Título: Salários são fonte de pressão
Autor: Lu Aiko Otta
Fonte: O Estado de São Paulo, 26/04/2006, Economia & Negócios, p. B1

O resultado primário do governo central em março mostrou substancial melhora em relação a janeiro e fevereiro, mas não eliminou a preocupação dos analistas quanto à política fiscal no último ano do mandato presidente de Luiz Inácio Lula da Silva. Mesmo com o desempenho mais forte em março, o superávit primário acumulado pelo governo central no primeiro trimestre caiu para 3,06% do PIB, comparado com 3,89% no mesmo período de 2005.
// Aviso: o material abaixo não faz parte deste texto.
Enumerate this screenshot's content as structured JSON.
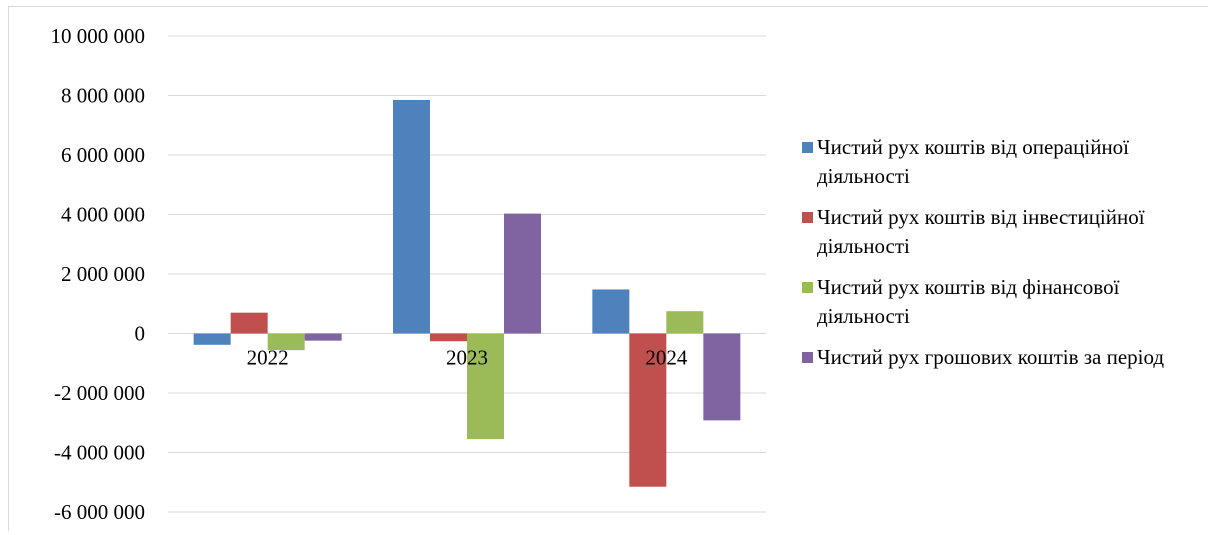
{
  "chart_data": {
    "type": "bar",
    "title": "",
    "xlabel": "",
    "ylabel": "",
    "categories": [
      "2022",
      "2023",
      "2024"
    ],
    "ylim": [
      -6000000,
      10000000
    ],
    "y_ticks": [
      10000000,
      8000000,
      6000000,
      4000000,
      2000000,
      0,
      -2000000,
      -4000000,
      -6000000
    ],
    "y_tick_labels": [
      "10 000 000",
      "8 000 000",
      "6 000 000",
      "4 000 000",
      "2 000 000",
      "0",
      "-2 000 000",
      "-4 000 000",
      "-6 000 000"
    ],
    "grid": true,
    "legend_position": "right",
    "series": [
      {
        "name": "Чистий рух коштів від операційної діяльності",
        "color": "#4f81bd",
        "values": [
          -380000,
          7850000,
          1480000
        ]
      },
      {
        "name": "Чистий рух коштів від інвестиційної діяльності",
        "color": "#c0504d",
        "values": [
          700000,
          -260000,
          -5150000
        ]
      },
      {
        "name": "Чистий рух коштів від фінансової діяльності",
        "color": "#9bbb59",
        "values": [
          -560000,
          -3550000,
          750000
        ]
      },
      {
        "name": "Чистий рух грошових коштів за період",
        "color": "#8064a2",
        "values": [
          -240000,
          4030000,
          -2920000
        ]
      }
    ]
  }
}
"Março foi, sem dúvida, melhor do que o início do ano, mas o resultado ainda mostra aumentos de gastos que terão impacto no resto de 2006", disse o economista Fábio Giambiagi, do Instituto de Pesquisa Econômica Aplicada (Ipea), especialista em contas públicas.

Ele notou, por exemplo, que depois de recuar em 2003, e crescer pouco em 2004 e 2005, as despesas de pessoal subiram 8,6% em termos reais no primeiro trimestre de 2006, comparado com igual período de 2005, atingindo R$ 26,7 bilhões. Giambiagi acha que este aumento talvez derive de reajustes reais para diversas categorias, para repor perdas passadas para a inflação. As despesas de custeio e capital (investimento), por outro lado, aumentaram 10,4% em termos reais no primeiro trimestre de 2006, ficando em R$ 25,7 bilhões.
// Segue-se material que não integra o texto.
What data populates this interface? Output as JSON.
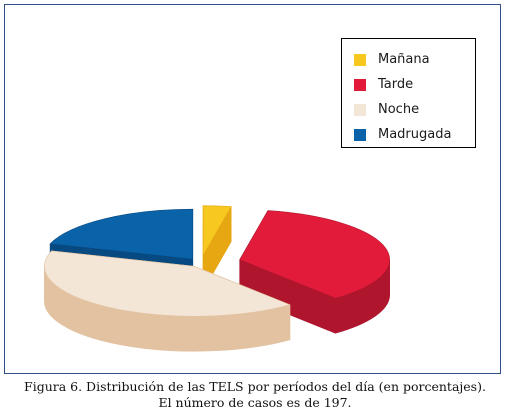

Alexandre Marinis, consultor da Mosaico Economia Política, em São Paulo, notou que o resultado de março foi fortemente influenciado pelo pagamento de dividendos por estatais, registrando R$ 1,4 bilhões, depois de ficar em apenas R$ 130,9 milhões em fevereiro.
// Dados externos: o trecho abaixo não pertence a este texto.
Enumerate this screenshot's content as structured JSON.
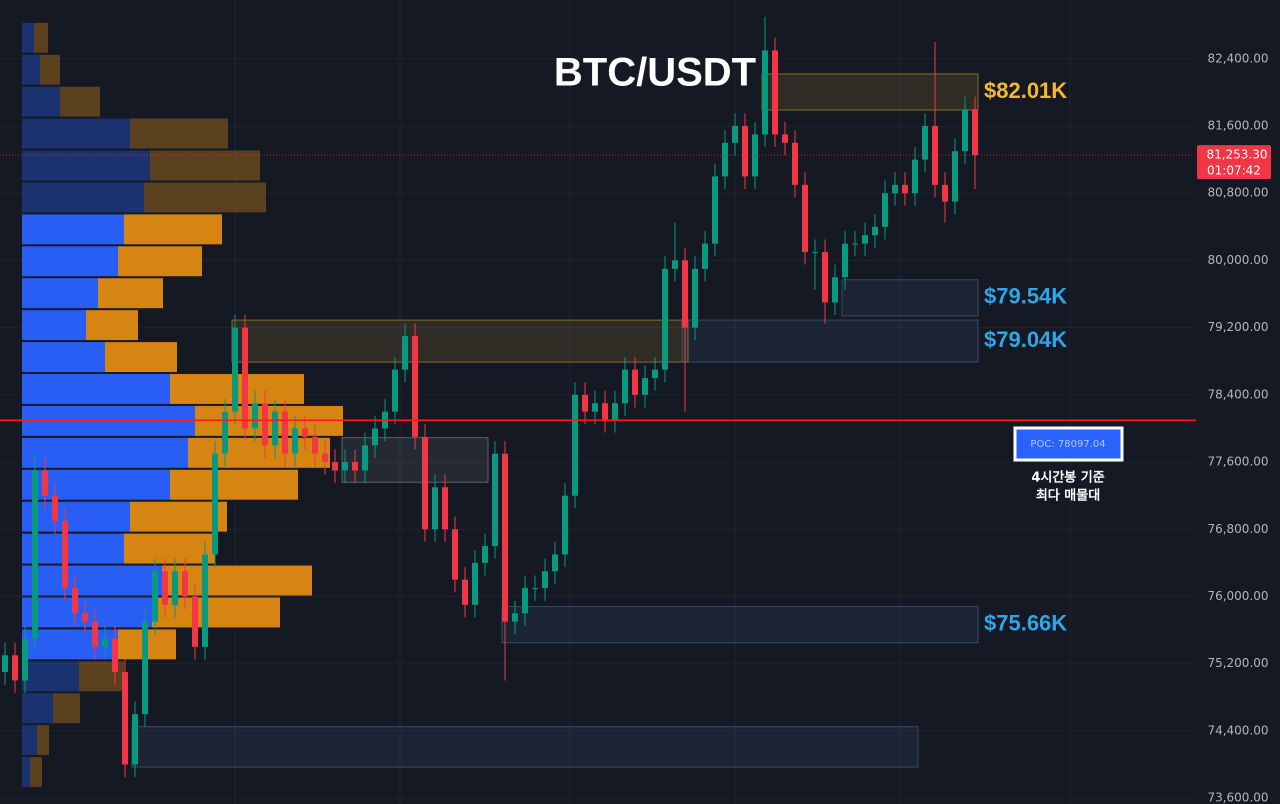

Para Marinis, o aumento dos dividendos repassados pelas estatais para o Tesouro é um mecanismo discricionário, que permite ao governo melhorar o superávit primário em momentos de maior dificuldade na política fiscal. Ele acrescenta, porém, que "fica a questão se é o mais salutar do ponto de vista econômico", já que a programação de dividendos de uma empresa deve estar vinculada em primeiro lugar à melhor combinação entre investimentos e remuneração dos acionistas.

Em março, a Petrobrás repassou R$ 732 milhões de dividendos e o Banco do Brasil, R$ 512 milhões. No caso da Petrobrás, nota Marinis, este aporte deve ser neutralizado no resultado do setor público consolidado (o mais importante do ponto de vista fiscal), já que, teoricamente, entra como redução do resultado primário da estatal. Os dividendos do Banco do Brasil contribuem de fato para aumentar o resultado primário do setor público consolidado, porque as instituições financeiras estatais estão fora das contas públicas - na prática, é como se o governo estivesse recebendo recursos de uma entidade privada.

O superávit acumulado em 12 meses do governo central caiu de um pico de 2,99% do PIB em abril de 2005 para um mínimo de 2,47% em janeiro de 2006, e em março ficou em 2,54%. Uma das apreensões do mercado continua a ser a de que o resultado primário do setor público consolidado acumulado em 12 meses caia abaixo de 4,25% ao longo do ano.